Although the company’s vaccine is less effective at preventing COVID-19 than Moderna’s and Pfizer’s versions are, it still surpasses the US Food and Drug Administration’s 50% efficacy requirement for emergency use approval. Unlike rival vaccines that are administered as two doses, Johnson’s and Johnson’s vaccine requires just a single injection.

The one-shot vaccine could be a “game changer,” Jonathan Temte, a vaccine expert at the University of Wisconsin School of Medicine and Public Health, tells The Washington Post, because it could simplify vaccine distribution. In addition, Johnson & Johnson’s vaccine doesn’t need to be stored in temperatures as cold as Moderna and Pfizer’s versions.

Interim results from the Phase 3 trial—which involved more than 40,000 participants in eight countries—found that vaccine performance varied across the world. In the US, it protected against moderate or severe COVID-19 72% of the time, but just 57% of the time in South Africa, where a worrying new variant of the virus—B.1.351—first emerged. Against severe COVID-19, the vaccine retained its 85% effectiveness against all variants tested, including B.1.351.

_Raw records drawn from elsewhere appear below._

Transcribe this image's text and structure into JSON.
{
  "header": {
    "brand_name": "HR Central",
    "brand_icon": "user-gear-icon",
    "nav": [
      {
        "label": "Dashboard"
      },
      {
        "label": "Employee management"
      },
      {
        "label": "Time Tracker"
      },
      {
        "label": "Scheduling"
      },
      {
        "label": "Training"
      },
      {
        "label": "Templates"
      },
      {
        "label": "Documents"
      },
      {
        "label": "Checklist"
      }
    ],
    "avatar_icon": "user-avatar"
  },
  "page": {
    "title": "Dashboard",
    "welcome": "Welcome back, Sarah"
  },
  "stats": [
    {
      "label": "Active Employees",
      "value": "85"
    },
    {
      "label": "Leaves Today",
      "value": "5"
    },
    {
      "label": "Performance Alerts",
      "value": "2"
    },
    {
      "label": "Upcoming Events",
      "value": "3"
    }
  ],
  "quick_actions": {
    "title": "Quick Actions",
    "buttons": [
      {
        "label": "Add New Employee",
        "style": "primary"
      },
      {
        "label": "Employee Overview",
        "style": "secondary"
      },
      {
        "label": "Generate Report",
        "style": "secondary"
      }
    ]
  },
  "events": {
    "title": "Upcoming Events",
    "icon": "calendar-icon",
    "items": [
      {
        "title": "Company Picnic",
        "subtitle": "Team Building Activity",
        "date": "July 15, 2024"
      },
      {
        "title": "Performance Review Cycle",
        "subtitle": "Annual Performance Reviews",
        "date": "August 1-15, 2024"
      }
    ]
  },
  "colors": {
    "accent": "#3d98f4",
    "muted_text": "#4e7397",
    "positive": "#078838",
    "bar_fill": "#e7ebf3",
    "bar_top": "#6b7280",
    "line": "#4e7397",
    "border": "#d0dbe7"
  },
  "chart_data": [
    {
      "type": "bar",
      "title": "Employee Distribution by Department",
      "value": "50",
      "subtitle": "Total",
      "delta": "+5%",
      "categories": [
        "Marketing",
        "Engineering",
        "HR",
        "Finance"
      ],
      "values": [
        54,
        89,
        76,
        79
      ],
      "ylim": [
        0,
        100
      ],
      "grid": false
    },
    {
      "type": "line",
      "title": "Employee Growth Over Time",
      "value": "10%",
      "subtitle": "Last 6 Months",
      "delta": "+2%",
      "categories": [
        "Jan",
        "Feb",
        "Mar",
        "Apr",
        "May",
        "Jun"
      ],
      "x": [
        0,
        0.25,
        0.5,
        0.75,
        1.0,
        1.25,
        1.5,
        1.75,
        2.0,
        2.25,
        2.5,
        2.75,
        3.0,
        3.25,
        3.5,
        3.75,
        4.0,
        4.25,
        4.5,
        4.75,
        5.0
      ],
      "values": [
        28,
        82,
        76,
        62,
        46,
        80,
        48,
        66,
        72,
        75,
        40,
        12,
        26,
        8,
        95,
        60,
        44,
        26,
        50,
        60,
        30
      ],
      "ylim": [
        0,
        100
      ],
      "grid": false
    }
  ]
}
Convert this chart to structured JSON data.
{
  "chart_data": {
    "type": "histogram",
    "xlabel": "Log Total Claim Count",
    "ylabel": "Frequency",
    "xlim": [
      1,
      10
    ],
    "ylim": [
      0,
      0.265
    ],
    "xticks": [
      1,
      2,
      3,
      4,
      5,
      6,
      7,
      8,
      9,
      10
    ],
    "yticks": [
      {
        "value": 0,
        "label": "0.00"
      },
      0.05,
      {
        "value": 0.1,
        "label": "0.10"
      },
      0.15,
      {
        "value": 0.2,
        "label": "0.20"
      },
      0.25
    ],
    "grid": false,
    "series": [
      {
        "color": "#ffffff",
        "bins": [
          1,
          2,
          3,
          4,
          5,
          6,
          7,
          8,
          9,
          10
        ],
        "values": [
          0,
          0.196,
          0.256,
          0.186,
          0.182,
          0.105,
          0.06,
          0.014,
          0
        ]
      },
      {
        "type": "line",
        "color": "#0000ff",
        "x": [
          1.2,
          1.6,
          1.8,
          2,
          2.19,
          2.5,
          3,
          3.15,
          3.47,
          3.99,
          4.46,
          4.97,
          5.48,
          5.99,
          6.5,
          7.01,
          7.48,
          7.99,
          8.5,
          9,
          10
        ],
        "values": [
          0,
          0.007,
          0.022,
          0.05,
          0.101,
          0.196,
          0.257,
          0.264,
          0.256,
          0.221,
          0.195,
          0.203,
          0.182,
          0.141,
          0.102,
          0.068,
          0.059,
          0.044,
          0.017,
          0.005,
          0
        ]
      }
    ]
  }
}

The vaccine “will potentially protect hundreds of millions of people from serious and fatal outcomes of COVID-19. It also offers the hope of helping ease the huge burden placed on healthcare systems and communities,” says Paul Stoffels, Johnson & Johnson’s vice chairman of the executive committee and chief scientific officer, in the announcement.

Johnson & Johnson’s vaccine uses deactivated common cold viruses to deliver SARS-CoV-2 DNA, whereas Pfizer’s and Moderna’s vaccines both use messenger RNA technology. The company says it will apply to the US Food and Drug Administration for an emergency use authorization in early February and have doses ready to ship immediately.